The pack provides eight lesson plans and a short award-winning film, which has proved extremely popular with pupils. Ms Lynas, who is also Drummond High's principal teacher of religious and moral education, singles out the video too as the best part because it clearly puts across the idea that it is not disability that is the problem but people's attitude to disability.
This is of relevance to education, given that 58 per cent of people with a disability (with or without long-term illness) have no qualifications, compared to 24 per cent of non-disabled people, DRC figures show.
Ms Lynas believes that the rights of people with disabilities are not adequately covered as a topic in schools, which is why Drummond High's S3 programme was designed to be cross-curricular.
"We had maths lessons where pupils were measuring parking spaces for the disabled at school to make sure they were in accordance with legal requirements. Science classes focused on famous scientists with disabilities, like Stephen Hawking. English classes read about autism. ICT classes looked at accessibility of websites, and social studies examined the Disability Act.
"In RME we focused on attitudes to disability during the week and discussed the idea that they were the barrier rather than disability itself," says Ms Lynas.
"I think we all learned a lot from the focus on language. For example, you should talk about a person with a disability rather than a disabled person, a wheelchair user rather than someone wheelchair-bound.
"It's not just a matter of being politically correct. Language is one of the most powerful tools we have to alter people's perceptions. The pupils understand this.
"We avoided a 'them and us' approach by stressing that any of us could be in a similar situation through illness or accident and that we will all know someone with a disability in our lives.

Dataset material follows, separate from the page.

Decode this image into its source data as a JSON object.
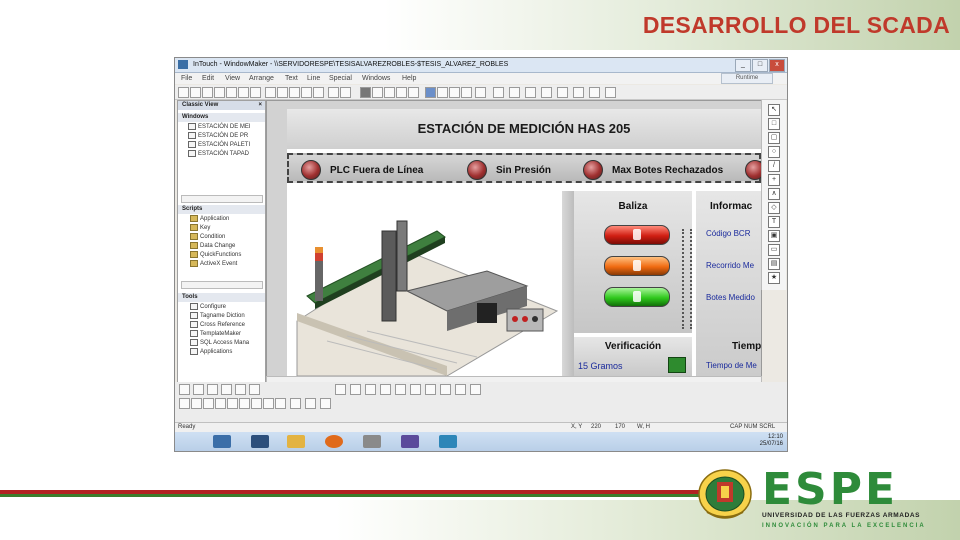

"I think the best approach is cross-curricular. In terms of lifelong learning, equality work plants a seed which you hope will take root," she says.
Seeing the pupils at work on the resource pack was an encouraging and reassuring experience for Mr Macfarlane. "It was the first time I've seen it in action and it was pleasing to note the pupils' enthusiasm and their positive ethos. Their level of awareness and their open minds I find hopeful and inspiring," he says.

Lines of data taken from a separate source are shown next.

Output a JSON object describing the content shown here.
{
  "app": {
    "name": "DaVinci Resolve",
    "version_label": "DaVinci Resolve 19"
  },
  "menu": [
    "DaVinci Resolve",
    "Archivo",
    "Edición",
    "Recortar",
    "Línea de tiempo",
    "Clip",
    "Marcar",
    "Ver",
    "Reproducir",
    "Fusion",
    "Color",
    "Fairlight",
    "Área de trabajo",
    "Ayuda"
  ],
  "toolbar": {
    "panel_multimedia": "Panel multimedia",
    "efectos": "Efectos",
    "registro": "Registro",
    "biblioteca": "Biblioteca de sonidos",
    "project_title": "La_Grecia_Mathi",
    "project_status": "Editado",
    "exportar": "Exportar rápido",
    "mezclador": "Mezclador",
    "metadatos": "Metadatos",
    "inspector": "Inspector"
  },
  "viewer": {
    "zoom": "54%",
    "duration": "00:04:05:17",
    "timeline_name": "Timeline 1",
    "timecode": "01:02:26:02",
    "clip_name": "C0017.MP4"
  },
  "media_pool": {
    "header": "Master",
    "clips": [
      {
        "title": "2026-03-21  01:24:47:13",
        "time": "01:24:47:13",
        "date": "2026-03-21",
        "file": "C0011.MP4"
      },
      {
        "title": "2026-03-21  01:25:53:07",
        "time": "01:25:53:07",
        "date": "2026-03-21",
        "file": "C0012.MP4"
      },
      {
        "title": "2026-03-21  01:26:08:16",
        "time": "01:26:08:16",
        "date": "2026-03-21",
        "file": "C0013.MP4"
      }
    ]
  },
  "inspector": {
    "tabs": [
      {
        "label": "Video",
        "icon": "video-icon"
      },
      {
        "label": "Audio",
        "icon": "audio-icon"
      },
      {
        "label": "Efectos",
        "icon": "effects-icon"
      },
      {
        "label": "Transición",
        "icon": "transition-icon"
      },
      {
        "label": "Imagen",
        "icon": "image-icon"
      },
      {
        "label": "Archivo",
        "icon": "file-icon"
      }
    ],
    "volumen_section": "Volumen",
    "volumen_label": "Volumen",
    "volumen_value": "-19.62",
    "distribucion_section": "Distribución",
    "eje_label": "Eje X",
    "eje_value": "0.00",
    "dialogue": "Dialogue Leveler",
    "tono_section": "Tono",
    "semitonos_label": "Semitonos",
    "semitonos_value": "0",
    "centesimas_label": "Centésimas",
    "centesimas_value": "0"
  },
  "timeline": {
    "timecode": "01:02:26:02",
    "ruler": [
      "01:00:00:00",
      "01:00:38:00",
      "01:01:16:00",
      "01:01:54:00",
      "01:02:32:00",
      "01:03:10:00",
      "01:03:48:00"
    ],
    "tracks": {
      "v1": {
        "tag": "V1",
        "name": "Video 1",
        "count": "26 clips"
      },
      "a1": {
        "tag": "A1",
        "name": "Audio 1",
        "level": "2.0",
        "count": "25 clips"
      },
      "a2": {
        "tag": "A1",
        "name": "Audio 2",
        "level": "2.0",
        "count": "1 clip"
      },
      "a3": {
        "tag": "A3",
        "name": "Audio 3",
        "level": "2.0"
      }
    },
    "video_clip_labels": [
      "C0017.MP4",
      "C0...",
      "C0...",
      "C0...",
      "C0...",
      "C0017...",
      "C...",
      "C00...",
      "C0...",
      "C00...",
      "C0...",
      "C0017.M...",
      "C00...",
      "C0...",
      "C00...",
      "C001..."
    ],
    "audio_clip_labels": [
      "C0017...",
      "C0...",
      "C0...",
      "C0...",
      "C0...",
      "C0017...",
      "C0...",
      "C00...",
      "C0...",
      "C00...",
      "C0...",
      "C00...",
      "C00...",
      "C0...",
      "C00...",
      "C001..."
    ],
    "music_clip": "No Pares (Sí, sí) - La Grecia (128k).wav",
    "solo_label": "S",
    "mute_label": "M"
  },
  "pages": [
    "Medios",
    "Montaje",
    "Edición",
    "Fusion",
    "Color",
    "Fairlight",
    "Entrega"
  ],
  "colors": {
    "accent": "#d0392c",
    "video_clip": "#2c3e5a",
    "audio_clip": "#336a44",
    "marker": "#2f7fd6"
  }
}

Drummond High does not have a large number of pupils with a disability, but several adult learners with disabilities come to community classes during the school day, and the numbers may rise as a result of inclusion policies.
The school is geared up for them, with ramps, lifts and "evacu" chairs recently installed.
"Our adults return year after year, not just because we are set up to cope physically with their needs but because they find us welcoming, which I think is as important as the facilities we can provide," says Muriel Buchanan, the headteacher.
The school also runs British sign language classes and is an official test centre.
Disability Week is best seen as part of the school's citizenship programme, which is well known throughout Scotland through the Drummond Equality Game, a board game which will be updated and relaunched next month. "The Equality Game touches on disability issues as well as dealing in more depth with social and racial equality issues," says Mrs Buchanan.
"We see the disability week as a natural extension to this citizenship strategy."
WHAT S3 PUPILS LEARNT
"I learnt a lot, like there are more people disabled than I thought, most people with a disability were not born disabled and most do not use a wheelchair. I've become aware of un-PC language that needs changing.
"It teaches you respect.
"The pack is engaging. I liked the way the worksheets got you to identify the way of the world and the way of the disabled. If you have a disability you're less likely to get a job because of prejudiced attitudes. It's because of the world not making provisions, rather than because of your disability, that you're affected negatively."
"We're all well educated in academic subjects but can still use prejudiced language about people with disabilities without really thinking about what we're saying. The project taught me about language, to think about what I say and to correct others.
"The video was totally in touch with today and lets you think for yourself.
"The week was fun. In music we did Stevie Wonder, who's blind and OK musically, and Beethoven, who was deaf and was brilliant musically. I play the violin.
"I think the language was the biggest change for me."
"The video made me think about being in a position where I was disabled. I imagined I was that person. I loved the way they got you to do that I and how you are patronised.
"It teaches you all people are the same.
"The worksheets made you think about language. It opened my eyes.
"I think we should get taught more about disability when we're younger. We need to talk to primary schools about this.
"The younger you understand, the better. We need to stop prejudice as early as possible."